Modern Fairy Tale
“This is a screwed up fairy tale, follow along if you can.”
Mr. Jump was a silly little man. Despite his name, he had never, ever, jumped in his entire life. Not even in Gym. Which they make you jump a lot. But that’s not important, what is, however, is what Mr. Jump does. Mr. Jump crawls all over the place, even up walls, why? Nobody really knows or cares, mostly because Mr. Jump is invisible. If he wasn’t invisible, then most people would be screaming at some giant 10 foot monster with 5 eyeballs climbing up the side of a building. Oh, did I mention Mr. Jump is a 10 foot monster weighing over 500 pounds with 5 eyes? I probably should have mentioned that, but I do get off task sometimes. Anyway, this is a tale about a man who could see Mr. Jump, named Dr. Purpleface. His name, oddly enough like everyone else in this story, has nothing to do with his face, which is green.

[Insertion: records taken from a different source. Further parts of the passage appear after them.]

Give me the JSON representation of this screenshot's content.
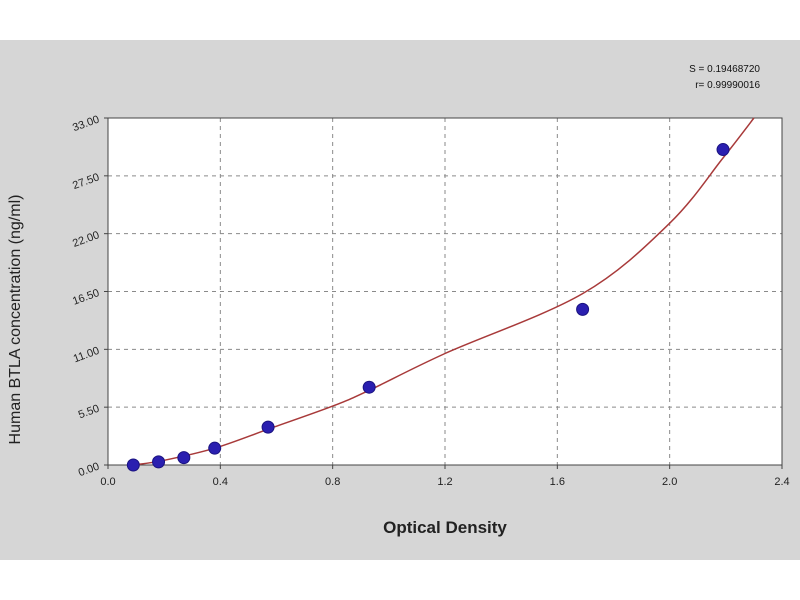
{
  "chart_data": {
    "type": "scatter",
    "xlabel": "Optical Density",
    "ylabel": "Human BTLA concentration (ng/ml)",
    "xlim": [
      0.0,
      2.4
    ],
    "ylim": [
      0.0,
      33.0
    ],
    "x_ticks": [
      "0.0",
      "0.4",
      "0.8",
      "1.2",
      "1.6",
      "2.0",
      "2.4"
    ],
    "y_ticks": [
      "0.00",
      "5.50",
      "11.00",
      "16.50",
      "22.00",
      "27.50",
      "33.00"
    ],
    "grid": true,
    "series": [
      {
        "points": [
          {
            "x": 0.09,
            "y": 0.0
          },
          {
            "x": 0.18,
            "y": 0.3
          },
          {
            "x": 0.27,
            "y": 0.7
          },
          {
            "x": 0.38,
            "y": 1.6
          },
          {
            "x": 0.57,
            "y": 3.6
          },
          {
            "x": 0.93,
            "y": 7.4
          },
          {
            "x": 1.69,
            "y": 14.8
          },
          {
            "x": 2.19,
            "y": 30.0
          }
        ],
        "color": "#2a1fb0"
      }
    ],
    "fit_curve": {
      "color": "#a83a3a",
      "points": [
        {
          "x": 0.09,
          "y": 0.0
        },
        {
          "x": 0.2,
          "y": 0.45
        },
        {
          "x": 0.38,
          "y": 1.6
        },
        {
          "x": 0.57,
          "y": 3.4
        },
        {
          "x": 0.8,
          "y": 5.6
        },
        {
          "x": 0.93,
          "y": 7.1
        },
        {
          "x": 1.2,
          "y": 10.6
        },
        {
          "x": 1.69,
          "y": 16.3
        },
        {
          "x": 2.0,
          "y": 23.0
        },
        {
          "x": 2.19,
          "y": 29.2
        },
        {
          "x": 2.3,
          "y": 33.0
        }
      ]
    },
    "stats_text": [
      "S = 0.19468720",
      "r= 0.99990016"
    ]
  }
}
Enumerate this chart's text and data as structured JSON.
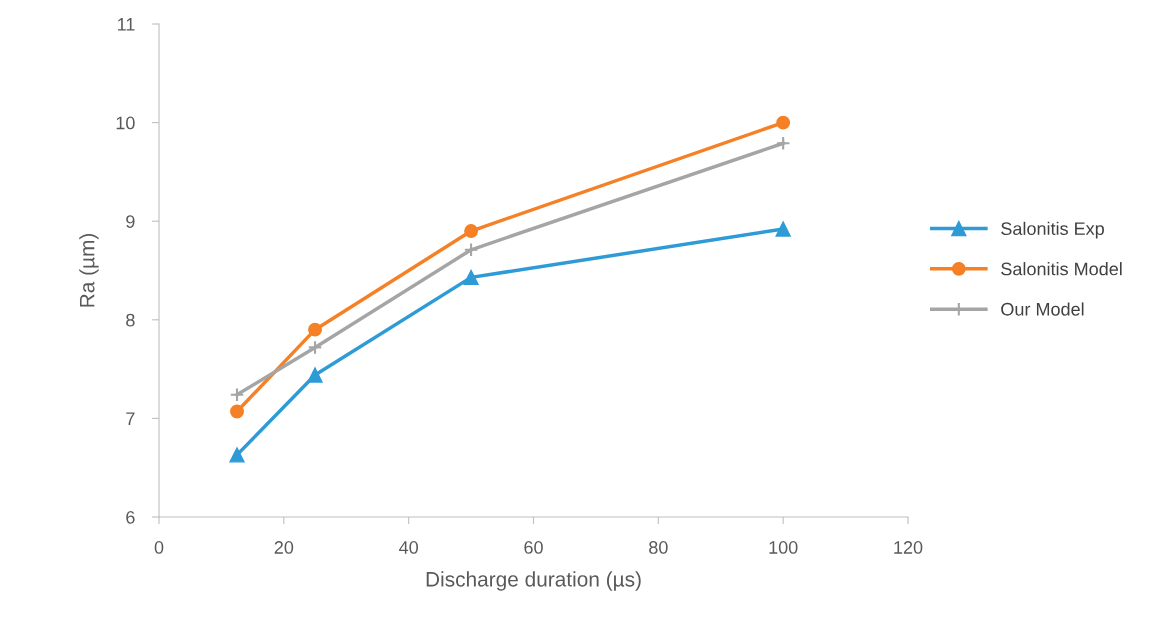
{
  "chart_data": {
    "type": "line",
    "xlabel": "Discharge duration (µs)",
    "ylabel": "Ra (µm)",
    "x": [
      12.5,
      25,
      50,
      100
    ],
    "series": [
      {
        "name": "Salonitis Exp",
        "color": "#2e9bd6",
        "marker": "triangle",
        "values": [
          6.63,
          7.44,
          8.43,
          8.92
        ]
      },
      {
        "name": "Salonitis Model",
        "color": "#f58025",
        "marker": "circle",
        "values": [
          7.07,
          7.9,
          8.9,
          10.0
        ]
      },
      {
        "name": "Our Model",
        "color": "#a5a5a5",
        "marker": "cross",
        "values": [
          7.24,
          7.72,
          8.71,
          9.79
        ]
      }
    ],
    "xlim": [
      0,
      120
    ],
    "xticks": [
      0,
      20,
      40,
      60,
      80,
      100,
      120
    ],
    "ylim": [
      6,
      11
    ],
    "yticks": [
      6,
      7,
      8,
      9,
      10,
      11
    ],
    "grid": false,
    "legend": "right",
    "line_style": "solid"
  }
}
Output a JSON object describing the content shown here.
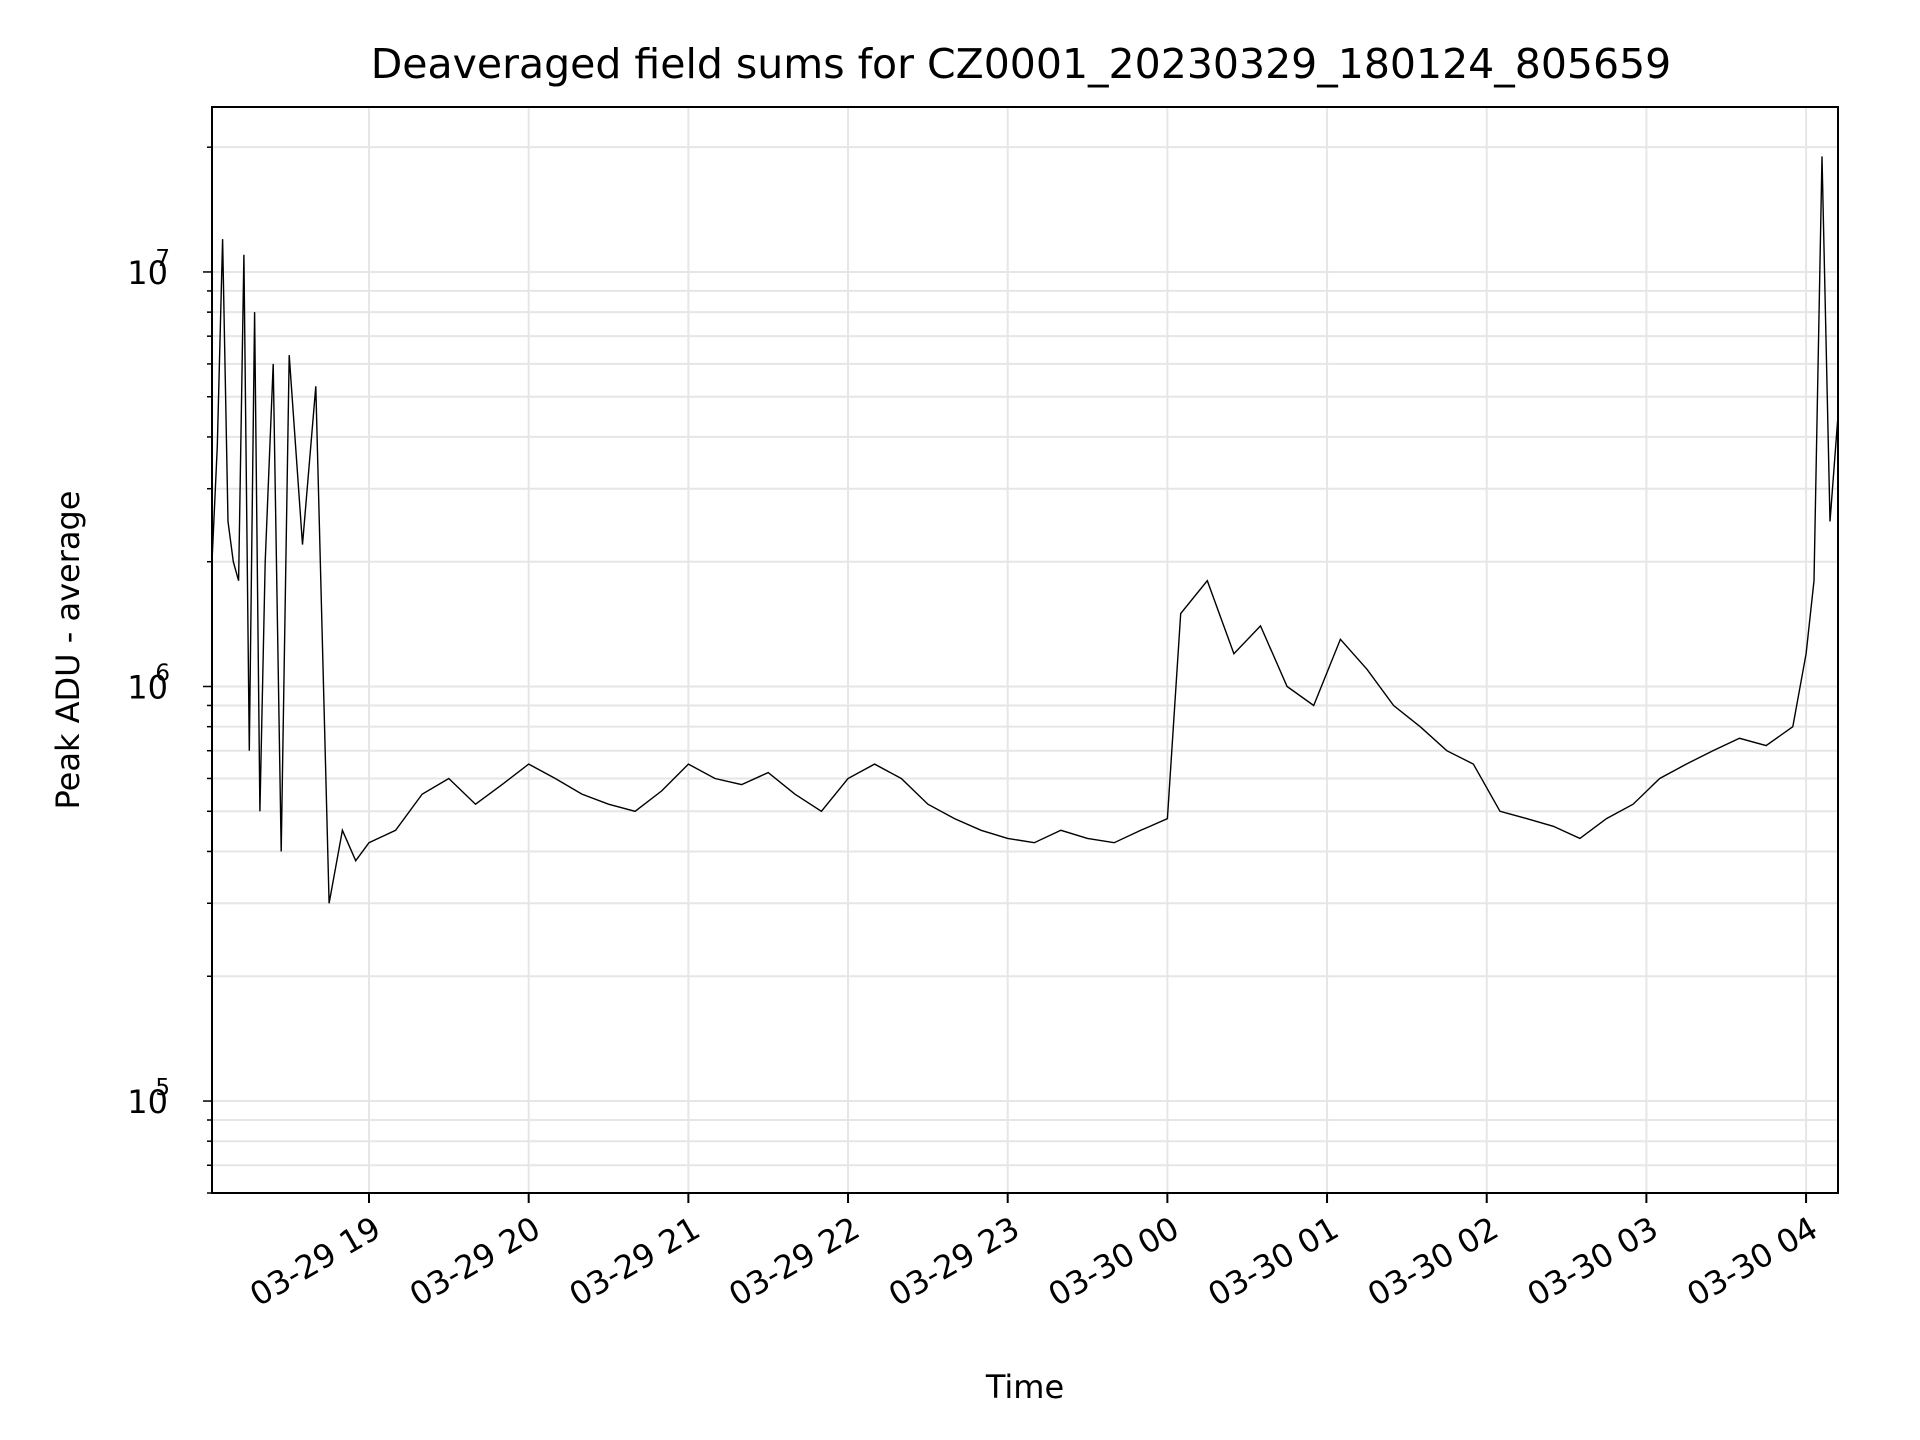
{
  "chart_data": {
    "type": "line",
    "title": "Deaveraged field sums for CZ0001_20230329_180124_805659",
    "xlabel": "Time",
    "ylabel": "Peak ADU - average",
    "yscale": "log",
    "ylim": [
      60000,
      25000000
    ],
    "xlim": [
      "2023-03-29 18:01",
      "2023-03-30 04:12"
    ],
    "grid": true,
    "line_color": "#000000",
    "x_ticks": [
      {
        "time": "2023-03-29 19:00",
        "label": "03-29 19"
      },
      {
        "time": "2023-03-29 20:00",
        "label": "03-29 20"
      },
      {
        "time": "2023-03-29 21:00",
        "label": "03-29 21"
      },
      {
        "time": "2023-03-29 22:00",
        "label": "03-29 22"
      },
      {
        "time": "2023-03-29 23:00",
        "label": "03-29 23"
      },
      {
        "time": "2023-03-30 00:00",
        "label": "03-30 00"
      },
      {
        "time": "2023-03-30 01:00",
        "label": "03-30 01"
      },
      {
        "time": "2023-03-30 02:00",
        "label": "03-30 02"
      },
      {
        "time": "2023-03-30 03:00",
        "label": "03-30 03"
      },
      {
        "time": "2023-03-30 04:00",
        "label": "03-30 04"
      }
    ],
    "y_ticks": [
      {
        "value": 100000,
        "base": "10",
        "exp": "5"
      },
      {
        "value": 1000000,
        "base": "10",
        "exp": "6"
      },
      {
        "value": 10000000,
        "base": "10",
        "exp": "7"
      }
    ],
    "series": [
      {
        "x": [
          "2023-03-29 18:01",
          "2023-03-29 18:03",
          "2023-03-29 18:05",
          "2023-03-29 18:07",
          "2023-03-29 18:09",
          "2023-03-29 18:11",
          "2023-03-29 18:13",
          "2023-03-29 18:15",
          "2023-03-29 18:17",
          "2023-03-29 18:19",
          "2023-03-29 18:21",
          "2023-03-29 18:24",
          "2023-03-29 18:27",
          "2023-03-29 18:30",
          "2023-03-29 18:35",
          "2023-03-29 18:40",
          "2023-03-29 18:45",
          "2023-03-29 18:50",
          "2023-03-29 18:55",
          "2023-03-29 19:00",
          "2023-03-29 19:10",
          "2023-03-29 19:20",
          "2023-03-29 19:30",
          "2023-03-29 19:40",
          "2023-03-29 19:50",
          "2023-03-29 20:00",
          "2023-03-29 20:10",
          "2023-03-29 20:20",
          "2023-03-29 20:30",
          "2023-03-29 20:40",
          "2023-03-29 20:50",
          "2023-03-29 21:00",
          "2023-03-29 21:10",
          "2023-03-29 21:20",
          "2023-03-29 21:30",
          "2023-03-29 21:40",
          "2023-03-29 21:50",
          "2023-03-29 22:00",
          "2023-03-29 22:10",
          "2023-03-29 22:20",
          "2023-03-29 22:30",
          "2023-03-29 22:40",
          "2023-03-29 22:50",
          "2023-03-29 23:00",
          "2023-03-29 23:10",
          "2023-03-29 23:20",
          "2023-03-29 23:30",
          "2023-03-29 23:40",
          "2023-03-29 23:50",
          "2023-03-30 00:00",
          "2023-03-30 00:05",
          "2023-03-30 00:15",
          "2023-03-30 00:25",
          "2023-03-30 00:35",
          "2023-03-30 00:45",
          "2023-03-30 00:55",
          "2023-03-30 01:05",
          "2023-03-30 01:15",
          "2023-03-30 01:25",
          "2023-03-30 01:35",
          "2023-03-30 01:45",
          "2023-03-30 01:55",
          "2023-03-30 02:05",
          "2023-03-30 02:15",
          "2023-03-30 02:25",
          "2023-03-30 02:35",
          "2023-03-30 02:45",
          "2023-03-30 02:55",
          "2023-03-30 03:05",
          "2023-03-30 03:15",
          "2023-03-30 03:25",
          "2023-03-30 03:35",
          "2023-03-30 03:45",
          "2023-03-30 03:55",
          "2023-03-30 04:00",
          "2023-03-30 04:03",
          "2023-03-30 04:06",
          "2023-03-30 04:09",
          "2023-03-30 04:12"
        ],
        "y": [
          2000000,
          3800000,
          12000000,
          2500000,
          2000000,
          1800000,
          11000000,
          700000,
          8000000,
          500000,
          2000000,
          6000000,
          400000,
          6300000,
          2200000,
          5300000,
          300000,
          450000,
          380000,
          420000,
          450000,
          550000,
          600000,
          520000,
          580000,
          650000,
          600000,
          550000,
          520000,
          500000,
          560000,
          650000,
          600000,
          580000,
          620000,
          550000,
          500000,
          600000,
          650000,
          600000,
          520000,
          480000,
          450000,
          430000,
          420000,
          450000,
          430000,
          420000,
          450000,
          480000,
          1500000,
          1800000,
          1200000,
          1400000,
          1000000,
          900000,
          1300000,
          1100000,
          900000,
          800000,
          700000,
          650000,
          500000,
          480000,
          460000,
          430000,
          480000,
          520000,
          600000,
          650000,
          700000,
          750000,
          720000,
          800000,
          1200000,
          1800000,
          19000000,
          2500000,
          4500000
        ]
      }
    ]
  }
}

One day, when Dr. Purpleface was working on some lab tests to find a cure for Pumpkin disease, which slowly transformed you into a Watermelon, he found an odd thing outside of his window, a giant 10 foot monster crawling around. He said “How odd. A 10 foot monster.” Then gave it no more thought. He was awfully busy since his son, Cranberryface (who had a lime for a face) had recently blown up a small village with lizards in them. Dr. Purpleface was reciting what he would say to his son in his head. “Son, I’m not mad you committed lizard genocide, I’m just… disappointed.” Yes! That would work. Dr. Purpleface went home and his day was perfectly fine, until a man who called himself Mogarf, pushed Dr. Purpleface into an open manhole, then screamed at Dr. Purpleface, “MY NAME IS MOGARF, I PUSHED YOU INTO AN OPEN MANHOLE. DEAL WITH IT.” Dr. Purpleface was okay with it, as he got shoved into open manholes daily. I forgot how long this story is supposed to be, so I’ll just do 4 paragraphs. That should be enough if you’re not dead from reading this terrible story.
Anyway, while Dr. Purpleface was rummaging around in the sewers, he found a strange object splashing around. It was a turtle (fish) in the sewers! “Hello, little fella, you want some fish candy?” Dr. Purpleface gave the fish some candy and it caught on fire, grew legs and arms, punched Dr. Purpleface in his green face, then ran away. “Oops, silly me! That was my experimental fish brain acceleration device! Guess that’s another for the animal control to catch!” Dr. Purpleface soon found his house and flushed himself up the toilet (don’t ask) and met up with his family, had a talk with his son about lizard genocide, ate dinner (which composed of a burning fish with arms and legs).
After all that, Dr. Purpleface was tired, smelly, and his breath reeked of burning fish. Burning fish is NOT a pleasant smell, trust me on this. Dr. Purpleface wanted to read another book, but he was too tired. “Time for bed.” He said.
…
“Dad, why was that such a terrible story?” A small boy asked his dad. “I have no idea, son. The author was terrible and I really don’t see why this was published as a children’s book. Lizard genocide is messed up.” Said the father. “…Dad, what’s Lizard genocide?” asked the boy. “You’ll learn when you’re older, son.” Replied the father. “Goodnight.” The lights went out.